Cardiovascular disease is the leading cause of mortality and morbidity globally. Several subtypes of cardiovascular disease require innovative surgical and interventional diagnostic and therapeutic procedures and devices which are composed of highly advanced biomaterials. The recognition and understanding of complications of these devices, many of them related to the biomaterials that comprise them, has led to iterative efforts to improve their performance and safety through biomaterials and device research and development which have been translated into better patient care.This chapter and the one following summarize key considerations in cardiovascular medical devices, including the underlying pathology of the conditions they are designed for and used to treat, relevant biomaterials of which they are fabricated, and the most important complications that need to be avoided, mitigated or managed.
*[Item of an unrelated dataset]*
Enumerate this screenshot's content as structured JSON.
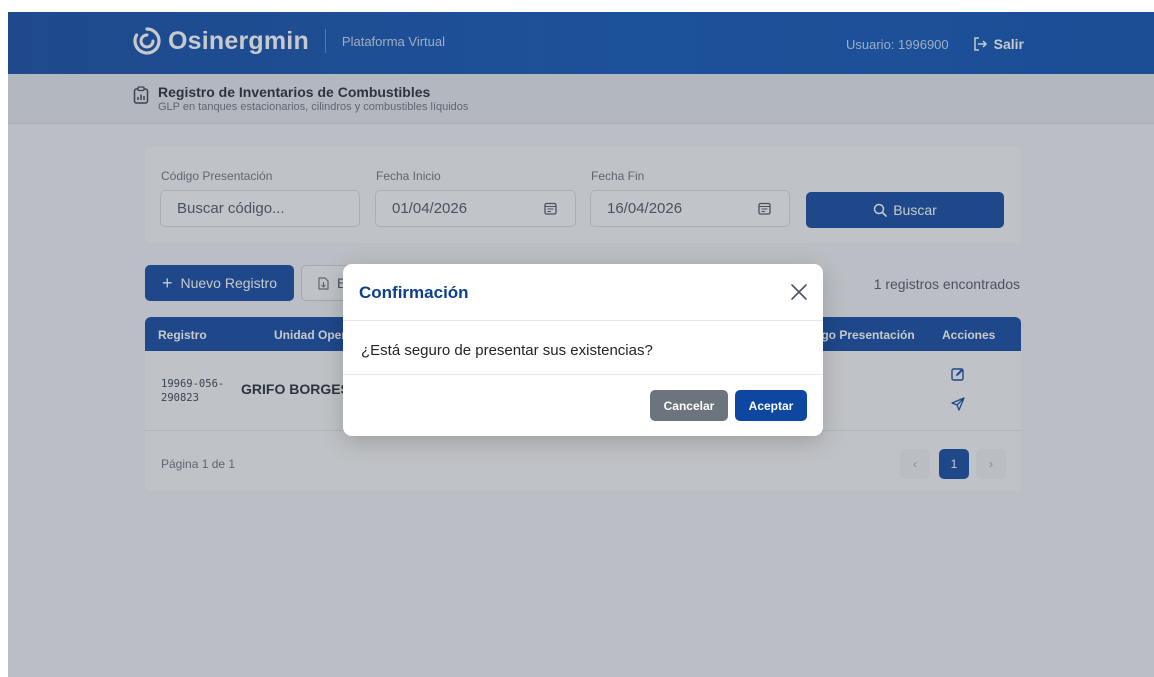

This chapter emphasizes biomaterials and engineering design issues relevant to cardiac valve prostheses, pacemakers and implantable cardioverter-defibrillators, implantable cardiac assist devices and artificial hearts, and miscellaneous intra-cardiac devices, including percutaneous catheter-based techniques to treat cardiovascular disease in a minimally invasive manner, such as septal defect closure devices, and left atrial occlusion devices. The following chapter discusses devices used for vascular repair and replacement (including vascular grafts and endovascular stents and stent grafts), filters to prevent pulmonary embolism, catheters and other cardiovascular devices that reside outside the heart.